Gefährliches Provisorium

Irak Die neue Verfassung steht zur Disposition, bevor sie überhaupt in Kraft treten kann

Es ist die gleiche Entwicklung: Afghanistan hat einen Präsidenten und unter mehr oder minder offenem Druck aus Washington eine Verfassung erhalten. Das war zum Jahreswechsel 2003/2004, doch Ruhe und Stabilität sind am Hindukusch nicht eingekehrt.

Auch in Bagdad sind Präsident und Regierung installiert. Die Konstitution, mit mehrfacher Fristverlängerung fertig gestellt, ist mit großer Wahrscheinlichkeit und offensichtlichen Abstimmungsmanipulationen angenommen worden. Ein Ende der Gewalt ist damit nicht verbunden, im Gegenteil: es gibt weiter Anschläge und Kämpfe mit den US-Streitkräften. Es gibt vor allem eine - auch den Defiziten des Verfassungsentwurfs geschuldete - eskalierende Gewalt gegen Frauen. Tausende Morde, Vergewaltigungen und Folterungen für die "Ehre" der männlichen Familienoberhäupter gehören inzwischen zum irakischen Alltag.

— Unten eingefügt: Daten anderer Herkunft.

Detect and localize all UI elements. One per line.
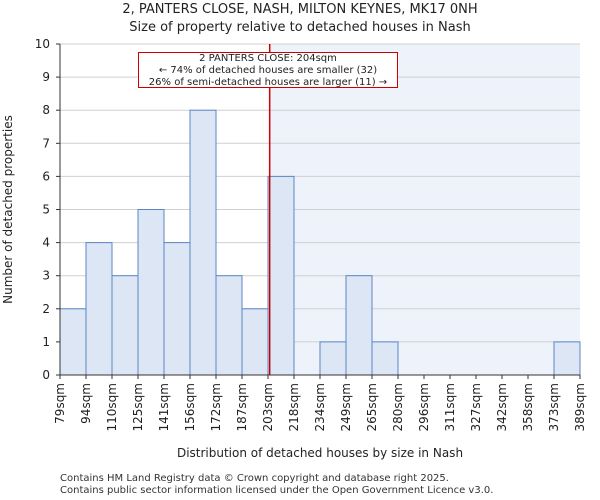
- x-tick-label: 265sqm: [365, 383, 379, 431]
- footer-line-2: Contains public sector information licen…: [60, 485, 494, 496]
- x-tick-label: 342sqm: [495, 383, 509, 431]
- x-tick-label: 234sqm: [313, 383, 327, 431]
- footer-line-1: Contains HM Land Registry data © Crown c…: [60, 473, 449, 484]
- histogram-bar: [85, 242, 113, 376]
- y-axis-label: Number of detached properties: [1, 115, 15, 304]
- y-tick-label: 10: [35, 37, 50, 51]
- histogram-bar: [59, 308, 87, 376]
- y-tick-label: 1: [42, 335, 50, 349]
- x-tick-label: 296sqm: [417, 383, 431, 431]
- x-tick-label: 94sqm: [79, 383, 93, 424]
- x-tick-label: 373sqm: [547, 383, 561, 431]
- x-tick-label: 79sqm: [53, 383, 67, 424]
- x-tick-label: 156sqm: [183, 383, 197, 431]
- annotation-line-1: 2 PANTERS CLOSE: 204sqm: [199, 53, 337, 64]
- x-tick-label: 141sqm: [157, 383, 171, 431]
- x-tick-label: 389sqm: [573, 383, 587, 431]
- y-tick-label: 8: [42, 103, 50, 117]
- histogram-bar: [553, 341, 581, 376]
- histogram-bar: [215, 275, 243, 376]
- y-tick-label: 9: [42, 70, 50, 84]
- x-tick-label: 172sqm: [209, 383, 223, 431]
- y-tick-label: 7: [42, 136, 50, 150]
- x-tick-label: 110sqm: [105, 383, 119, 431]
- y-tick-label: 4: [42, 236, 50, 250]
- x-tick-label: 218sqm: [287, 383, 301, 431]
- annotation-line-3: 26% of semi-detached houses are larger (…: [148, 77, 388, 88]
- histogram-bar: [267, 175, 295, 376]
- x-tick-label: 280sqm: [391, 383, 405, 431]
- y-tick-label: 5: [42, 203, 50, 217]
- histogram-bar: [371, 341, 399, 376]
- x-axis-label: Distribution of detached houses by size …: [177, 446, 463, 460]
- histogram-bar: [111, 275, 139, 376]
- x-tick-label: 327sqm: [469, 383, 483, 431]
- x-tick-label: 125sqm: [131, 383, 145, 431]
- y-tick-label: 0: [42, 368, 50, 382]
- y-tick-label: 3: [42, 269, 50, 283]
- x-tick-label: 249sqm: [339, 383, 353, 431]
- histogram-bar: [137, 209, 165, 376]
- histogram-bar: [319, 341, 347, 376]
- chart-subtitle: Size of property relative to detached ho…: [129, 20, 471, 35]
- property-annotation-box: 2 PANTERS CLOSE: 204sqm ← 74% of detache…: [138, 52, 398, 88]
- x-tick-label: 311sqm: [443, 383, 457, 431]
- y-tick-label: 6: [42, 169, 50, 183]
- histogram-bar: [241, 308, 269, 376]
- histogram-bar: [345, 275, 373, 376]
- histogram-bar: [163, 242, 191, 376]
- x-tick-label: 203sqm: [261, 383, 275, 431]
- x-tick-label: 358sqm: [521, 383, 535, 431]
- y-tick-label: 2: [42, 302, 50, 316]
- x-tick-label: 187sqm: [235, 383, 249, 431]
- annotation-line-2: ← 74% of detached houses are smaller (32…: [158, 65, 378, 76]
- chart-title: 2, PANTERS CLOSE, NASH, MILTON KEYNES, M…: [122, 2, 478, 17]
- histogram-bar: [189, 109, 217, 376]
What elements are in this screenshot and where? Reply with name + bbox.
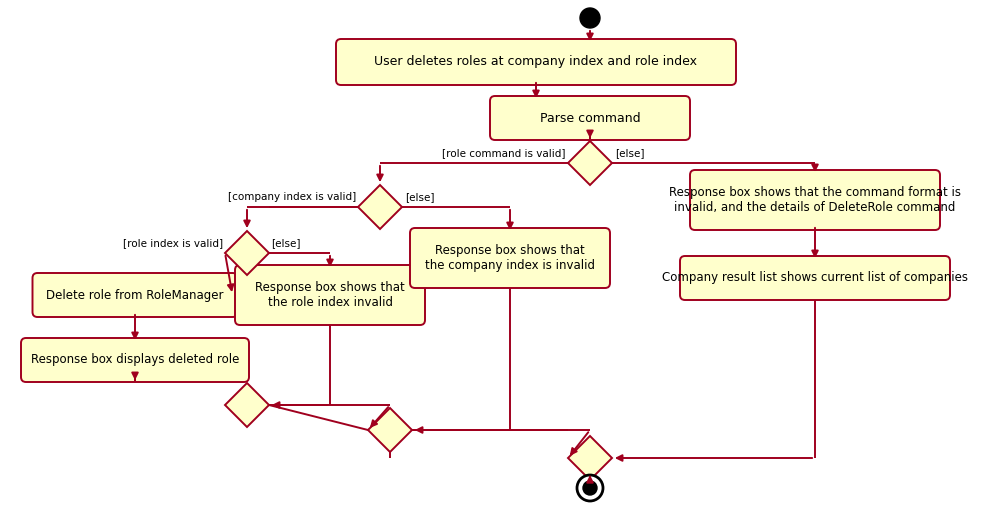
Polygon shape	[368, 408, 412, 452]
Text: [else]: [else]	[405, 192, 435, 202]
Text: [else]: [else]	[271, 238, 301, 248]
Text: [role command is valid]: [role command is valid]	[443, 148, 566, 158]
Polygon shape	[358, 185, 402, 229]
FancyBboxPatch shape	[336, 39, 736, 85]
Text: Response box shows that
the role index invalid: Response box shows that the role index i…	[255, 281, 405, 309]
Text: [role index is valid]: [role index is valid]	[123, 238, 223, 248]
Text: Delete role from RoleManager: Delete role from RoleManager	[46, 288, 224, 301]
Circle shape	[577, 475, 603, 501]
Text: Parse command: Parse command	[539, 112, 640, 125]
Polygon shape	[568, 141, 612, 185]
Text: [else]: [else]	[615, 148, 645, 158]
Polygon shape	[568, 436, 612, 480]
FancyBboxPatch shape	[235, 265, 425, 325]
FancyBboxPatch shape	[690, 170, 940, 230]
Circle shape	[580, 8, 600, 28]
Text: Response box shows that
the company index is invalid: Response box shows that the company inde…	[425, 244, 595, 272]
FancyBboxPatch shape	[21, 338, 249, 382]
FancyBboxPatch shape	[680, 256, 950, 300]
Text: Response box shows that the command format is
invalid, and the details of Delete: Response box shows that the command form…	[669, 186, 961, 214]
Text: [company index is valid]: [company index is valid]	[228, 192, 356, 202]
FancyBboxPatch shape	[410, 228, 610, 288]
FancyBboxPatch shape	[490, 96, 690, 140]
FancyBboxPatch shape	[33, 273, 238, 317]
Text: Response box displays deleted role: Response box displays deleted role	[31, 354, 240, 367]
Text: Company result list shows current list of companies: Company result list shows current list o…	[662, 272, 968, 284]
Circle shape	[583, 481, 597, 495]
Polygon shape	[225, 231, 269, 275]
Text: User deletes roles at company index and role index: User deletes roles at company index and …	[375, 56, 697, 69]
Polygon shape	[225, 383, 269, 427]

Dazu schweigen die internationalen Medien - zu sehr lässt sich an diesen Übergriffen und Exzessen vorzugsweise im schiitischen Süden, auf den sich die Besatzungsmächte stützen, der wirkliche Zustand des Landes nach der Invasion ablesen.

Im Irak wie in Afghanistan sind die USA mit ihren Vorstellungen einer von außen oktroyierten "Demokratisierung" gescheitert (die ohnehin nur das zynische Vehikel ihrer Vorherrschaftspolitik ist). Dabei sollte besonders für den Nahen Osten ein Exempel statuiert und das fortschrittlichste Land in Sachen Bürger- und Menschenrechte entstehen. Nur bedient die vorliegende Verfassung dieses Verlangen nicht im Geringsten. Sie wurde ohne Teilhabe der Bevölkerung und unter Ausschluss der vielen inzwischen vorhandenen zivilgesellschaftlichen und demokratischen Organisationen - ganz besonders der Frauenvereinigungen - geschrieben. Und dass es Condoleezza Rice war, die bereits einen Tag nach dem Referendum die Annahme dieses Grundgesetzes verkündete, als nur ein Bruchteil der abgegebenen Stimmen gezählt war, ist wohl bezeichnend.

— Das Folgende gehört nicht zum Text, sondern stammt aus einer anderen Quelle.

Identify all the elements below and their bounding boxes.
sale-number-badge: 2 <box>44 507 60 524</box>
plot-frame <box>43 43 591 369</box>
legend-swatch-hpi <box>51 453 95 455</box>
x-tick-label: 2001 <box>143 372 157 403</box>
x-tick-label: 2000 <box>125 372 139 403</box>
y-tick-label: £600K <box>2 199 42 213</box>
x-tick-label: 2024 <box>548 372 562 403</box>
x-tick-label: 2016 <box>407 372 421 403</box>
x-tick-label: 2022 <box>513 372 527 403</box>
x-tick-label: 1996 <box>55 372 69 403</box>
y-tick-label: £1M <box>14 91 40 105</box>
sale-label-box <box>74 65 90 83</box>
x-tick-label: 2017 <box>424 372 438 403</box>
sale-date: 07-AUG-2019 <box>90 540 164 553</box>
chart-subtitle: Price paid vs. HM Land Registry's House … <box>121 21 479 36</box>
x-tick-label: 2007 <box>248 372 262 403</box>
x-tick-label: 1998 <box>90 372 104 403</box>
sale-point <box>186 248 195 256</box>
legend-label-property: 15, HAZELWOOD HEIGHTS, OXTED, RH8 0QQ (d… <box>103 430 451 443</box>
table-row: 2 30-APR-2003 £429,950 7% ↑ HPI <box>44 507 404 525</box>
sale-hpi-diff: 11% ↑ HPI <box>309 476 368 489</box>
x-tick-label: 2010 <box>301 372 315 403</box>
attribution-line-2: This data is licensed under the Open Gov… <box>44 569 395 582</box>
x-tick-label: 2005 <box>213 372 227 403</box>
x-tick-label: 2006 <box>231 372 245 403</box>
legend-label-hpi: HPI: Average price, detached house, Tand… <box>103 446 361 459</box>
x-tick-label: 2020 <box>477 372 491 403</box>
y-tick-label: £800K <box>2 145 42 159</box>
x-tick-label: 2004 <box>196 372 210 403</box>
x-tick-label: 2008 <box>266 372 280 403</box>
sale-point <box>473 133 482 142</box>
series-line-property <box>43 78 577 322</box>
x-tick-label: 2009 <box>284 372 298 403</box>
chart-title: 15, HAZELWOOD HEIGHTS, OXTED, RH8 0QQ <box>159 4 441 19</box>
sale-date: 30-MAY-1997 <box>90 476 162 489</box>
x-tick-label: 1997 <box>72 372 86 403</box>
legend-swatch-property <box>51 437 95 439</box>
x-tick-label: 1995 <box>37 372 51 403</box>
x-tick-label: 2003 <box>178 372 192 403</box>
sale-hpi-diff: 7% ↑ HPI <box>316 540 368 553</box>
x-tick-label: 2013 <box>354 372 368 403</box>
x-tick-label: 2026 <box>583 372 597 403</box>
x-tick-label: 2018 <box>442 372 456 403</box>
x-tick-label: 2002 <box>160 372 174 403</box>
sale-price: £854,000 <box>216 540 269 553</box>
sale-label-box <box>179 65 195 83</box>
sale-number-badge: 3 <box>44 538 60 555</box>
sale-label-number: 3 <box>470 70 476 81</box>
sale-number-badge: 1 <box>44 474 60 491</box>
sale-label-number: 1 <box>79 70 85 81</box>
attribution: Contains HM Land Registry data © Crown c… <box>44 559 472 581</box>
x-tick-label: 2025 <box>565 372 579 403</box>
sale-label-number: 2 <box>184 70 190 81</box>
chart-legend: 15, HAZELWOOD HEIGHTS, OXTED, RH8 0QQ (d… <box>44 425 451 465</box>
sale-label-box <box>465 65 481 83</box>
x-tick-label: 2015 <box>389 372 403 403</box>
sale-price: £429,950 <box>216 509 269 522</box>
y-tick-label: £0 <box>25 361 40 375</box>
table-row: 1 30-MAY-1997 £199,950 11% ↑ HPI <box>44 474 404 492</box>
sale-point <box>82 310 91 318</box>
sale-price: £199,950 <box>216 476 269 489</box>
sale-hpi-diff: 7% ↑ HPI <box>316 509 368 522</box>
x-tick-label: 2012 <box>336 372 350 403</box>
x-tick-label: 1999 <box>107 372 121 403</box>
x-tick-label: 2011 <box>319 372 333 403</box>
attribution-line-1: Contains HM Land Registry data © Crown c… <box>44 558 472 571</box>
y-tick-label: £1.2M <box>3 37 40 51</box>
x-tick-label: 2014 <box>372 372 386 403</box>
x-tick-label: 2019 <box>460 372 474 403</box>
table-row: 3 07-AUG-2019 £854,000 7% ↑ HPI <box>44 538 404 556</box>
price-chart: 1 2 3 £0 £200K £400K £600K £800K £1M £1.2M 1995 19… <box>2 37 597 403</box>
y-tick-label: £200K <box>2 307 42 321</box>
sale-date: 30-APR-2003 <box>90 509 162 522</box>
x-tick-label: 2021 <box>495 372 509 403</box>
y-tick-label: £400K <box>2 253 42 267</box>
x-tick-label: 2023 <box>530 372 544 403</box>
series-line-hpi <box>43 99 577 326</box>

Dabei war das Reglement dieses Referendums ohnehin umstritten. In einigen Regionen soll es mehr Ja-Voten als Wahlberechtigte gegeben haben. Die Nationale Wahlkommission sprach angesichts der Ungereimtheiten beschönigend von "widersprüchlichen Resultaten" und bat um mehr Zeit. Die Furcht, die Verfassung könnte durchfallen - sie hätte dazu in drei oder mehr Provinzen scheitern müssen -, war nur allzu berechtigt.

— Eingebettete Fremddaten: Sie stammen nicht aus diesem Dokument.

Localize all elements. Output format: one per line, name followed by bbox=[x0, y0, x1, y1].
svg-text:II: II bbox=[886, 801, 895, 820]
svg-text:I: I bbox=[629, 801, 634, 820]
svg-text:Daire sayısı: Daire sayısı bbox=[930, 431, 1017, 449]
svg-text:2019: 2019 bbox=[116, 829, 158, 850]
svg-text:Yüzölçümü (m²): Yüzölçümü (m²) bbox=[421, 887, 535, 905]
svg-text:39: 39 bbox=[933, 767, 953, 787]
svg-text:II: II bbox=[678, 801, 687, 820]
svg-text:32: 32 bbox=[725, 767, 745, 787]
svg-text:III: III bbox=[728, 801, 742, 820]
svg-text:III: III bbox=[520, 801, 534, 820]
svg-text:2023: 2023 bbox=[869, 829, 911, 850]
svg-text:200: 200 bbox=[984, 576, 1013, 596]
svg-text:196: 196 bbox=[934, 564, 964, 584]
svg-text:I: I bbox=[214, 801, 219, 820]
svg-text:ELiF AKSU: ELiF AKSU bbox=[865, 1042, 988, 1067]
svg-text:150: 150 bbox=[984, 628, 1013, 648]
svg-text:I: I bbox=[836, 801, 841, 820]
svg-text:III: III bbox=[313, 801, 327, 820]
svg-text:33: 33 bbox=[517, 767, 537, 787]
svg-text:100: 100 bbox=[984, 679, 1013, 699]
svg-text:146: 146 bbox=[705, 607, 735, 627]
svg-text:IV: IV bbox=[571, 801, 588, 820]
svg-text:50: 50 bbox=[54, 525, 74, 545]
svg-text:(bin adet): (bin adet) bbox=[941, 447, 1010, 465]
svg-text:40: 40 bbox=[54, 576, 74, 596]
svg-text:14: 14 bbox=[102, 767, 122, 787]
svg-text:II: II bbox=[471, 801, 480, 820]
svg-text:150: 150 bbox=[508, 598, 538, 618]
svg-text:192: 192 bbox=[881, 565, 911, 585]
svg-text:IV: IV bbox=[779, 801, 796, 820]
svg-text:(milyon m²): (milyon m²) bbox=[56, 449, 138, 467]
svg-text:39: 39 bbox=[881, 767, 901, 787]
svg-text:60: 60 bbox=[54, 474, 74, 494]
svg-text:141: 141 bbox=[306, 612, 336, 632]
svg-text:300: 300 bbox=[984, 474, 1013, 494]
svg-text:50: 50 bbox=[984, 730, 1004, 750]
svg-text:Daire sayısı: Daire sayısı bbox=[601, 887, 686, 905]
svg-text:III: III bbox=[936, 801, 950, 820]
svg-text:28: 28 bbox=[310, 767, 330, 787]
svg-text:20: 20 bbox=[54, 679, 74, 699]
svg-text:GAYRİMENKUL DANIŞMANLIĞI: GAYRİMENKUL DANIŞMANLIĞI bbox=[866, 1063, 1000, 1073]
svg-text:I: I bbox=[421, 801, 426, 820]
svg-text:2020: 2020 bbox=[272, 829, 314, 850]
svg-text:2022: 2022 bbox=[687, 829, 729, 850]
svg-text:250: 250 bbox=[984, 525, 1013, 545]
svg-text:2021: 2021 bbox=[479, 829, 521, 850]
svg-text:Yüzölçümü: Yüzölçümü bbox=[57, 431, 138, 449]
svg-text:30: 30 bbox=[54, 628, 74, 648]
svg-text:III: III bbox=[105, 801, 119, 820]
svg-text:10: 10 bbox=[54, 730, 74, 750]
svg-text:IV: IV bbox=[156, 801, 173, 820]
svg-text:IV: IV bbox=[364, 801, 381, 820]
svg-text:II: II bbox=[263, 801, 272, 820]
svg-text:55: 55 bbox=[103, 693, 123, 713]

Die sunnitische Minderheit sah und sieht mit dem Verfassungstext ihre Rechte verletzt. Zu groß schien die Versuchung für Schiiten und Kurden, nicht nur ihre zahlenmäßige Überlegenheit auszuspielen, sondern auch die Konditionen für eine mögliche Sezession zu verbessern. Tatsächlich gibt die Konstitution den Regionalregierungen umfangreiche Kompetenzen auf legislativem, exekutivem und judikativem Gebiet. Das betrifft auch die Verfügung über Bodenschätze wie das Erdöl: Verwaltet werden sie von der Zentralregierung "in Zusammenarbeit mit den produzierenden Regionen und Provinzen"; der Gewinn aus ihrer Erschließung und Vermarktung soll entsprechend der Bevölkerungsdichte verteilt werden, konkrete Regelungen dafür fehlen. Die Sorge in den an natürlichen Ressourcen armen Provinzen mit mehrheitlich sunnitischer Bevölkerung, künftig das fünfte Rad am Wagen zu sein, scheint nicht unbegründet. Zumal die Verfassung ausdrücklich die Möglichkeit einer späteren Revision vorsieht. Das im Dezember zu wählende Parlament kann nochmals den Rotstift am Text ansetzen. Es ist in der Geschichte wohl ein seltener Fall, über ein Grundgesetz abzustimmen und es gleichzeitig zum Provisorium zu erklären.

Für die Besatzungsmächte geht es darum, endlich einen "Erfolg" im Irak vorzuweisen - auch, wenn sie selbst kaum noch Illusionen haben, dass Krieg und Bürgerkrieg sich ausdehnen. Die Iraker werden auf Frieden und Demokratie weiter warten müssen - trotz Verfassung. So kompliziert jede Lösung sein wird: Ohne ein Ende der Okkupation wird es keine geben.